When bodies are mastered by others as expendable tools for athletic goals, they are adapted to the scheme and structures of this world (Rom. 12:2), denying bodily integrity and excellence which are not in keeping with God’s good, pleasing, and perfect will. When we conform to such patterns in sports—which we all have been guilty of at some time in sports and life—we can return to Romans 12:1-2 with the hope of Paul’s encouragement to “be transformed by the renewing of your minds.” Mind renewal is part of the ethical surrendering of our bodies to God in worship. Karl Barth sees the change of mind as a kind of repentance. Primary to true worship is repentance, which consists of renewing our minds which “is the act of rethinking.” He says that the act of repentance brings us back to the thought of God which is “the prelude to a new action,” that is, behavior that is well-pleasing to God.3 May our actions in sports be disturbed by the thought of God so that our way of inhabiting sports is a consequence of God’s grace and mercy, resulting in bodies that sacrificially and truly praise God.

{Published previously in Christian Ethics Today 33.3 (Summer 2023): 21-26.}

Footnotes

  1. Martin Luther King, Jr., “The American Dream,” Ebenezer Baptist Church, Atlanta, GA, July 4, 1965.
  2. See John G. Stackhouse, Why You’re Here: Ethics for the Real World (Oxford: Oxford University Press, 2018).
  3. Karl Barth, The Epistle to the Romans, 6th edition, trans. by Edwyn C. Hoskyns (Oxford: Oxford University Press, 1968), 437.

John B. White

Baylor University
John B. White, Practical Theology, Baylor University’s George W. Truett Theological Seminary

3 Comments

  • Ty Cobb says:

    It’s interesting to see this just as the Kansas City Chiefs star kicker Harrison Butker, a devout Catholic, is excoriated by the Woke for his criticisms of the Rainbow Reich at a Benedictine College commencement speech.

    https://pagesix.com/2024/05/15/entertainment/harrison-butker-slammed-for-sexist-anti-lgbtq-commencement-speech/

  • Joseph Wallace says:

    Dr. White, thank you for your courageous and thorough treatment of this topic in your three part series. It will be more and more difficult to train our children and youth to keep sports in their proper perspective when youth traveling teams have taken over entire weekends for the families involved (and often the kids playing are children).

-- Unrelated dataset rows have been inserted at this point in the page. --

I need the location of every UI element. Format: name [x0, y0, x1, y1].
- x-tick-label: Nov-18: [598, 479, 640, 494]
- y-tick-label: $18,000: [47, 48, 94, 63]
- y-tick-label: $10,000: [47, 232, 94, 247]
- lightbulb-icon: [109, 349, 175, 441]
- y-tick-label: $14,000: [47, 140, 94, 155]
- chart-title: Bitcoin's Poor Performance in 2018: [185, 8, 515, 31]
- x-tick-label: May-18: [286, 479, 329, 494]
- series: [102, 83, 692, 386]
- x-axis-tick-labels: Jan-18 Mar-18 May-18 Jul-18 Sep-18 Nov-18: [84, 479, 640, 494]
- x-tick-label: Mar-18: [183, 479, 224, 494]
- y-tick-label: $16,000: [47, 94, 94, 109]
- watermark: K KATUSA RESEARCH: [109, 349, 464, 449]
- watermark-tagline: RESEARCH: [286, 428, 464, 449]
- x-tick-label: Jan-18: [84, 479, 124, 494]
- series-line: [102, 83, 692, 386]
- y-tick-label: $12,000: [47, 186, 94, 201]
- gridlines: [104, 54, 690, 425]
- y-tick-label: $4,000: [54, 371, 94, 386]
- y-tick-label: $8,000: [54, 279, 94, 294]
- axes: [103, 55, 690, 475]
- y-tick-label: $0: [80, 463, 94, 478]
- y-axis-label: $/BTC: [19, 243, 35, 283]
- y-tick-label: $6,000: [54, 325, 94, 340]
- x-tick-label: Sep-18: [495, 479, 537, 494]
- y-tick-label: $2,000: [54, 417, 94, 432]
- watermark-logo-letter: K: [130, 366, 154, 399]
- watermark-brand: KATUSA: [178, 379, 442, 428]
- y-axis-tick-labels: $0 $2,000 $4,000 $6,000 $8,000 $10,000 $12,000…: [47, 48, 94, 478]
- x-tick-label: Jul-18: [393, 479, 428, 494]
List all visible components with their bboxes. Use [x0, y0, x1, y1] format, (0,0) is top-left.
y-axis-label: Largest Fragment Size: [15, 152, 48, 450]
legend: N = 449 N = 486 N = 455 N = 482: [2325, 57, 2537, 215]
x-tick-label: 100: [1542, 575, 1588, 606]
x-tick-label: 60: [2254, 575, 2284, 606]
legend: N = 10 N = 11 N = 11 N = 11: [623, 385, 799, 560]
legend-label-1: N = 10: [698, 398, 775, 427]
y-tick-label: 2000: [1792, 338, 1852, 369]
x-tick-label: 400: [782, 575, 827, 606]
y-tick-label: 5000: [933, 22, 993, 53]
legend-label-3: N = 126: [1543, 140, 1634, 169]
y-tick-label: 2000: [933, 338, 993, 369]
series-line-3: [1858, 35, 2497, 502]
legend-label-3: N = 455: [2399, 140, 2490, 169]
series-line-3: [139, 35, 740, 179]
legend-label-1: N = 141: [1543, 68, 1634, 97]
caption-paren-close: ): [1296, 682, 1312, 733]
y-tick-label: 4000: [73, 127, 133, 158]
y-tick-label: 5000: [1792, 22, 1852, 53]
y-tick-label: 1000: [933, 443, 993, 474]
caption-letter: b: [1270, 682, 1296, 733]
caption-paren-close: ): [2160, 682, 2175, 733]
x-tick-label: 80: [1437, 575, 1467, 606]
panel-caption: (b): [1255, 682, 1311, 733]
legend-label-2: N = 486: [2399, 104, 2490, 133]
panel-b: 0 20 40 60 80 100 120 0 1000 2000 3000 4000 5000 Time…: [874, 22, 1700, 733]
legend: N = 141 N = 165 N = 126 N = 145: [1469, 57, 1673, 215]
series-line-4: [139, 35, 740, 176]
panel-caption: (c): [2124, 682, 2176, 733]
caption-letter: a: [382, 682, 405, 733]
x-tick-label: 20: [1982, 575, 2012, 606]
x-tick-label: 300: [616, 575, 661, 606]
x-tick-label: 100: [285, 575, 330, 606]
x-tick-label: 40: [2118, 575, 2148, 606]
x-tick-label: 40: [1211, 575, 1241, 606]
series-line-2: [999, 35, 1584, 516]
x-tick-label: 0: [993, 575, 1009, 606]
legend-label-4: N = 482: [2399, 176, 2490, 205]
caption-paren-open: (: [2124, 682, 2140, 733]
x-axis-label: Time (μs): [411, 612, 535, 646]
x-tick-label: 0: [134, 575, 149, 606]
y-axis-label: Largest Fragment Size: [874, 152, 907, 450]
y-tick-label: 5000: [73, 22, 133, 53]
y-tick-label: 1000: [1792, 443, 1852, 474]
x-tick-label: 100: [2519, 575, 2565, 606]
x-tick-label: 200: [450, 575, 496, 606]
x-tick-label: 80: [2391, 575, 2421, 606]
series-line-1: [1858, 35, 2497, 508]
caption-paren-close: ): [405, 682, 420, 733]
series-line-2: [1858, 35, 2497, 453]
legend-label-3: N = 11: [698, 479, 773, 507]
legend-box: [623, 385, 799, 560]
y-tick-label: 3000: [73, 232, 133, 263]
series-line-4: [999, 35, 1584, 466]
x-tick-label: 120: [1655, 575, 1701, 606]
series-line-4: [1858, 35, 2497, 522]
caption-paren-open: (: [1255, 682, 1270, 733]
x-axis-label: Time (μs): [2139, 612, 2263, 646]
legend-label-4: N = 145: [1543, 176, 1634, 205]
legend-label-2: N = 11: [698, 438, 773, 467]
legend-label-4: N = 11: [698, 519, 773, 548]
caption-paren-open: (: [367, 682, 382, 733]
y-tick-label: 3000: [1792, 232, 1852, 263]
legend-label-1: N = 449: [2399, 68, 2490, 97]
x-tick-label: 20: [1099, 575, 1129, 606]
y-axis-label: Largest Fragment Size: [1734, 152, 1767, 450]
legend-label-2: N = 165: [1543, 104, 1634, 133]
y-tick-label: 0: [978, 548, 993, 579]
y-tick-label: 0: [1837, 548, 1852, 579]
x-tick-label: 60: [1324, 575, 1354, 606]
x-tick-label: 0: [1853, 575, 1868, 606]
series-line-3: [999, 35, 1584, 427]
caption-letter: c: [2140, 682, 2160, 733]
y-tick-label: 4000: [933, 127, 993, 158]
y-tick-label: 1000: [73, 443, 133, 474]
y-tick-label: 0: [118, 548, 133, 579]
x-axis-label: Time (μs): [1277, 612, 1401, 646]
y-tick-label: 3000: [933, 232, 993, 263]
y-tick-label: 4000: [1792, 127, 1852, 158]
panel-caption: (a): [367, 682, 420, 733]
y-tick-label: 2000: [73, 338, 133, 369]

    Similar to a university having its graduation services on a Sunday morning, the mixed messages we’ve sent our young people for a while now continue to erode the importance of separating our secular traditions with deep rooted fatih practices.

  • Matthew Vos says:

    Dr. White: I echo Joseph Wallace’s comments. Thanks very much for your work in developing this important topic. I’ve taught sociology of sport at the college level for more than 10 years, and I’ve found that the chapter on violence is the most difficult to teach, and for students to talk about. In my class I show part of a YouTube video of Mixed Martial Arts (MMA) fighting. Both fighters have deformed cauliflower ears, and in the clip I show, they call the fight after one fighter opens up the forehead of the other so deeply that the blood impedes his vision. I have difficulty getting any student to take a position that there is something theologically problematic with this. (Of course, it may be that some students are reticent to take a minority stance on an issue like this.) One of the questions I probe is whether a Christian is permitted to suspend care for the other in particular activities like sport. Another is “what is the spiritual meaning of various practices within sport?” What is the spiritual meaning of dominating the other? Of pushing to be first? What is “spiritual” excellence in sport, and so on? Big sport is right at the center of where we live as a culture. I find that a number of things unpalatable to historic Christianity become accepted, and even sought after by Christian people when enfolded into big sport. In an age when we have no end of hand-wringing over gender, I find it somewhat curious that we rarely talk about the ways in which sports define the ideal type man or a woman, and so frequently manhood is tied to the ability to dominate others and to bend them to your will. You’ve given us much to think about, and I appreciate your efforts.